Sunday, February 19, 2012

Checking missing values in Tanagra

Up to the 1.4.41 version, Tanagra does not handle missing values because it seems interesting to force the students, which are the main users of Tanagra, to think about and to propose the most appropriate solution in relation with the characteristics of their dataset and the goal of their analysis. Thus, Tanagra simply truncates the file to import from the first obstacle. This treatment often disconcerts the users, especially since no error message was sent.  They wondered why, whereas the conditions look right, the data were not properly loaded.

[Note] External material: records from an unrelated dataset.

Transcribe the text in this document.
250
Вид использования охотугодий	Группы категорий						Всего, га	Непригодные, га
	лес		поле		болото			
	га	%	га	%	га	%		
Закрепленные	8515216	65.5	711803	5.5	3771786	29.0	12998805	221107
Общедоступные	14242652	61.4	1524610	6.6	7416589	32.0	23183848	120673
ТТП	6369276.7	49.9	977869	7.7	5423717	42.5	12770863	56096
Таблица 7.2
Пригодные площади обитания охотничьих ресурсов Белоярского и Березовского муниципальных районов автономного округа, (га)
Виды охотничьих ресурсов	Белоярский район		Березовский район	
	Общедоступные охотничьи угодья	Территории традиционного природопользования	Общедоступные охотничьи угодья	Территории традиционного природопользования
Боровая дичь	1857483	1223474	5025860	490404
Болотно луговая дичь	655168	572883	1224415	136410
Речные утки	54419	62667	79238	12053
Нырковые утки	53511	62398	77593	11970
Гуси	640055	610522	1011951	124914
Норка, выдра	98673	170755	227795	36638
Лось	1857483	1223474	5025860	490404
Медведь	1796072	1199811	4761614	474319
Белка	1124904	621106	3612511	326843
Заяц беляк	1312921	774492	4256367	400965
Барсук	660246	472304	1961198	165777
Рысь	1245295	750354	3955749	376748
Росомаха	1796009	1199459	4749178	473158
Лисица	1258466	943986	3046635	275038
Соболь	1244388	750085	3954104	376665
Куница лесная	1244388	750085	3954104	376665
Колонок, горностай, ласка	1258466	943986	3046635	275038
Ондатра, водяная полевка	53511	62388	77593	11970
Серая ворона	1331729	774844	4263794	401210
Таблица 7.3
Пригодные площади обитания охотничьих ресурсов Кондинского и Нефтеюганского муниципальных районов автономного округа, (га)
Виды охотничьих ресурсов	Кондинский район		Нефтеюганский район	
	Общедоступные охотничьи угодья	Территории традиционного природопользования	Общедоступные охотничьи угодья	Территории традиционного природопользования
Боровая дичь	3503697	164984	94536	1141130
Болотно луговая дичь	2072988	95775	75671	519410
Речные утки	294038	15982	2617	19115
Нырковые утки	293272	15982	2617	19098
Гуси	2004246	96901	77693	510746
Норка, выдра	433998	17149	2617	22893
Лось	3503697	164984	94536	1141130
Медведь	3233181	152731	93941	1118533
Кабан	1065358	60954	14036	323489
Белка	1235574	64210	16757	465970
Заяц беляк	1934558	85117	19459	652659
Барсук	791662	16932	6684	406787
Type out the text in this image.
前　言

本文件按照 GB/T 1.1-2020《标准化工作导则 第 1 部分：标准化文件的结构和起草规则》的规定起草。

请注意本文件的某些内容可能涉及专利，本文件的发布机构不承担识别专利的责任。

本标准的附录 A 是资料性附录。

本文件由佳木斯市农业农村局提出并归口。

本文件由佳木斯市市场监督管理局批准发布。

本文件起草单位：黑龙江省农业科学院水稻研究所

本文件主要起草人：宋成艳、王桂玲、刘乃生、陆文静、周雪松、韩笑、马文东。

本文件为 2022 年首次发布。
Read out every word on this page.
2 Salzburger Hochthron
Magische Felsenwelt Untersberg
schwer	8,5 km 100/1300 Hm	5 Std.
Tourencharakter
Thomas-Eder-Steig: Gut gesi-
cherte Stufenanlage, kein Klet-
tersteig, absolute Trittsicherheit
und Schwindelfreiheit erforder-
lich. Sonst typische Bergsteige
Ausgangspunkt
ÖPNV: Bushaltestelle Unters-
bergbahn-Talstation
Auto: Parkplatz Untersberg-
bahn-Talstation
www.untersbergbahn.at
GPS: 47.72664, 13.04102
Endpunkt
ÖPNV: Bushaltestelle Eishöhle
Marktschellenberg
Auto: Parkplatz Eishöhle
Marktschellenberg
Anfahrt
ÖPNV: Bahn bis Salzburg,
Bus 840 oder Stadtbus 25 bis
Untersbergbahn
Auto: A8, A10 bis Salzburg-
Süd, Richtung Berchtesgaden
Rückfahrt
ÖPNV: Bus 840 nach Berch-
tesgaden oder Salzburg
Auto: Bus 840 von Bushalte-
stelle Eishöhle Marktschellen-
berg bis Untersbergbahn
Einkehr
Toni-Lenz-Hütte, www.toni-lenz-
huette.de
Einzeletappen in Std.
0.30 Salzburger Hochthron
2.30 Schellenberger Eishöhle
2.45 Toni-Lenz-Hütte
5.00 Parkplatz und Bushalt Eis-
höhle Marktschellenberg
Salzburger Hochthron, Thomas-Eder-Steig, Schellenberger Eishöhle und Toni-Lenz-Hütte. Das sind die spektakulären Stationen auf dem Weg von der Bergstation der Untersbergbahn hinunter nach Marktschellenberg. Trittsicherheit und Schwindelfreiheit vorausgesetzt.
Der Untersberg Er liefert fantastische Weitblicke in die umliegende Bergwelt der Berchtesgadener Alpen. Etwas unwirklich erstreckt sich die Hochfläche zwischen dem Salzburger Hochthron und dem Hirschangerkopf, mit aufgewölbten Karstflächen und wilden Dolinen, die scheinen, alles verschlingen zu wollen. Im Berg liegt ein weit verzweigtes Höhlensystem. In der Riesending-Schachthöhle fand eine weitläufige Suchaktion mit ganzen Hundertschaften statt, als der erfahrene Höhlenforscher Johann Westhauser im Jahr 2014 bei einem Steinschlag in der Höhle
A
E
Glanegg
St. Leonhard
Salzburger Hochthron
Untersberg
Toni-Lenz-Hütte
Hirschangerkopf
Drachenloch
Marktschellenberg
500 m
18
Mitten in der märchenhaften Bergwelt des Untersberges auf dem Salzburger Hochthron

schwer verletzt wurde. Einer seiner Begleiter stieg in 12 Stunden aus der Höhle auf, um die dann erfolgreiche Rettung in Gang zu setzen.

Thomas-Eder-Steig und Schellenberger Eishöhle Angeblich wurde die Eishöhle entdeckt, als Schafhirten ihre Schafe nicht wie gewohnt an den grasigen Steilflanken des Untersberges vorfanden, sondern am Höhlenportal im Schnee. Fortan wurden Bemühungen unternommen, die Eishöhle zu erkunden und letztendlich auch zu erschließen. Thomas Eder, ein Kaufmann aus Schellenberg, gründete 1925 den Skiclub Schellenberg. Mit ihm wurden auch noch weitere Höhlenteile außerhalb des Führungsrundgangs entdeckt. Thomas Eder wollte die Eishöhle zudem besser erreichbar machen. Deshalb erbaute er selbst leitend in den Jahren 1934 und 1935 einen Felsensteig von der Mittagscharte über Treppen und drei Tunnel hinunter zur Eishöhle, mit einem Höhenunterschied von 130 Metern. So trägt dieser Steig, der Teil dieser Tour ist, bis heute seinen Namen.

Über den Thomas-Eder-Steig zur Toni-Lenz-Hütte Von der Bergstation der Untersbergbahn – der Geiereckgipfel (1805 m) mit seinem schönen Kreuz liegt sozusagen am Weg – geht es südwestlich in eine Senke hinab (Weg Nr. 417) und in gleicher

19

From Tanagra 1.4.42 version, the importation of the text file format (tab separator), of the XLS file format (Excel 97-2003), and the data transfer using the add-in for Excel (up to Excel 2010 ) and LibreOffice 3.5/OpenOffice 3.3, have been modified. Tanagra reads all rows of the base. But it skips the incomplete rows and / or with inconsistencies (e.g. a column contains numeric value whereas this is a discrete attribute). And above all, an explicit error message counts the number of deleted rows. Thus, the users are better informed.

In this tutorial, we show the management of missing data when we send the data from Excel to Tanagra using the add-in Tanagra.xla. Some cells are empty into the Excel data range. This example illustrates the new behavior of Tanagra. We would get the same behavior if we import directly the XLS file or if we imported the corresponding file into the TXT format.

Keywords: missing values, missing data, inconsistent values, text file format importation, excel file format importation, add-in, add-in, tanagra.xla
Components: DATASET, VIEW DATASET
Tutorial: en_Tanagra_Missing_Data_Checking.pdf
Dataset: ronflement_with_missing_empty.zip
References:
Wikipedia, "Listwise deletion".
D.C. Howell, "Treatment of missing data".